Last week, I discussed a local Columbus real estate developer, DRK and Co, that carved out a niche for themselves in the workforce housing space. Now that we have established how DRK found their competitive advantage in the Columbus market, I want to look at how are they are positioned against competitors in a constantly evolving real estate market.
To start off, we must look at the commercial real estate market as a whole. A key metric in valuing CRE is the capitalization rate, or cap rate. A cap rate is a property’s net operating income divided by the purchase price. Essentially, it is the ROI an investor would receive if they were to purchase a property in cash. Over the past 7 years, there has been significant cap rate compression across almost all real estate asset classes. As cap rates have lowered, the price of assets is reaching all-time highs. Of all the macroeconomic factors that could affect DRK and Co, and their stronghold on the workforce housing market, cap rate compression may be the most significant.

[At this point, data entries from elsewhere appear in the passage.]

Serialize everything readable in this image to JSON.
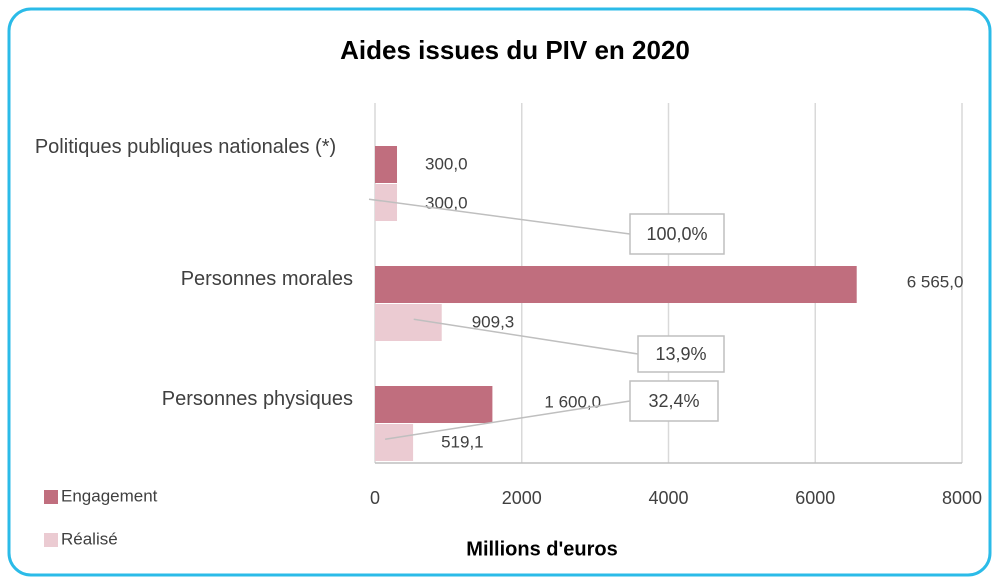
{
  "chart_data": {
    "type": "bar",
    "orientation": "horizontal",
    "title": "Aides issues du PIV en 2020",
    "xlabel": "Millions d'euros",
    "categories": [
      "Politiques publiques nationales (*)",
      "Personnes morales",
      "Personnes physiques"
    ],
    "series": [
      {
        "name": "Engagement",
        "color": "#c06e7e",
        "values": [
          300,
          6565,
          1600
        ],
        "value_labels": [
          "300,0",
          "6 565,0",
          "1 600,0"
        ]
      },
      {
        "name": "Réalisé",
        "color": "#ebcbd2",
        "values": [
          300,
          909.3,
          519.1
        ],
        "value_labels": [
          "300,0",
          "909,3",
          "519,1"
        ]
      }
    ],
    "ratio": {
      "values": [
        100,
        13.9,
        32.4
      ],
      "value_labels": [
        "100,0%",
        "13,9%",
        "32,4%"
      ]
    },
    "xlim": [
      0,
      8000
    ],
    "xticks": [
      0,
      2000,
      4000,
      6000,
      8000
    ],
    "grid": true,
    "legend": "bottom-left"
  }
}
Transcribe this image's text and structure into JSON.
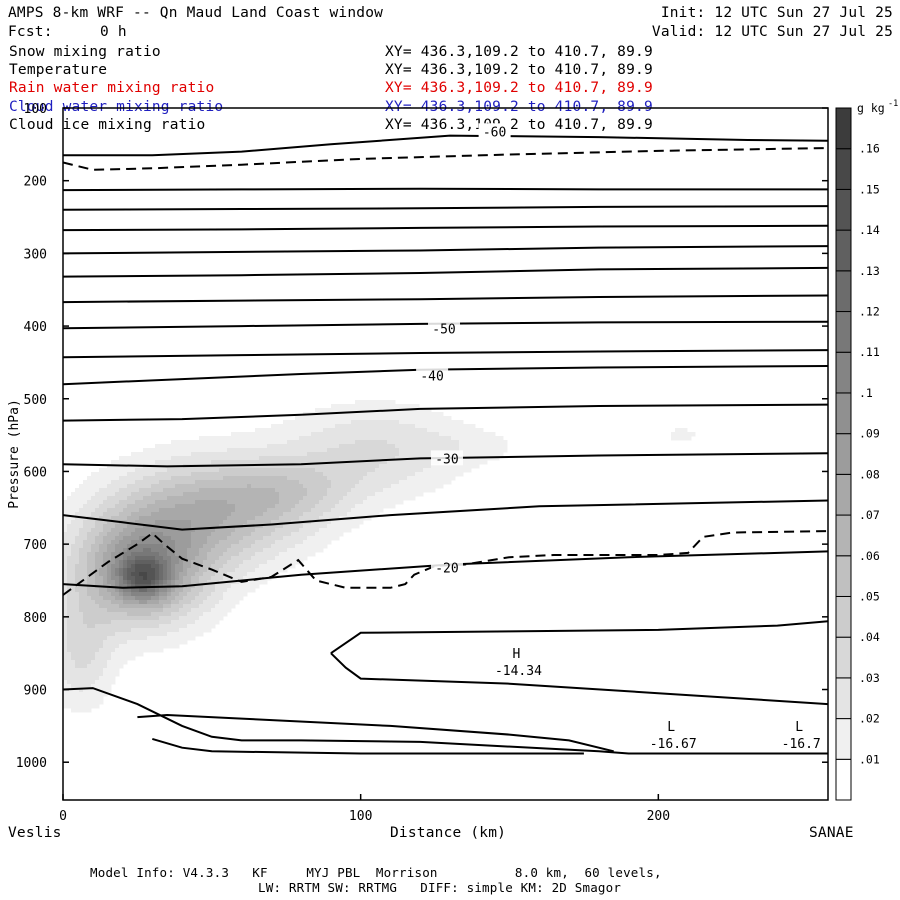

Cap rate compression means investors are willing to pay a higher price and accept lower returns on cash flowing properties. In years past, the appeal of buying a mid-1980’s build apartment complex, was the low purchase price compared to the cost of new construction. Currently, with construction costs somewhat stabilized, the spread between buying and existing property and building new is increasingly shrinking. If this trend continues, there is potential to see an influx of developers in the CRE space shifting the market dynamics and increasing competition.
If this were to happen, DRK is still poised to retain its competitive advantage, as they have spent years scaling and integrating the entire real estate life cycle. This still gives them an edge over competitors that are entering the space who will face higher development and management costs. An area of weakness that may threaten DRK, if there were a flood of competitors in the market, would be new innovation in the construction industry. With increased competition, comes increased resolve to differentiate from the way things are “normally” done. Should such innovation come along, it could introduce an unforeseen challenge to retain market share.
Overall, I think their business model will remain resilient to changes in market conditions. With the exception of rapid innovation, their structure and focus will allow them to adapt to changing conditions without overleveraging or speculating.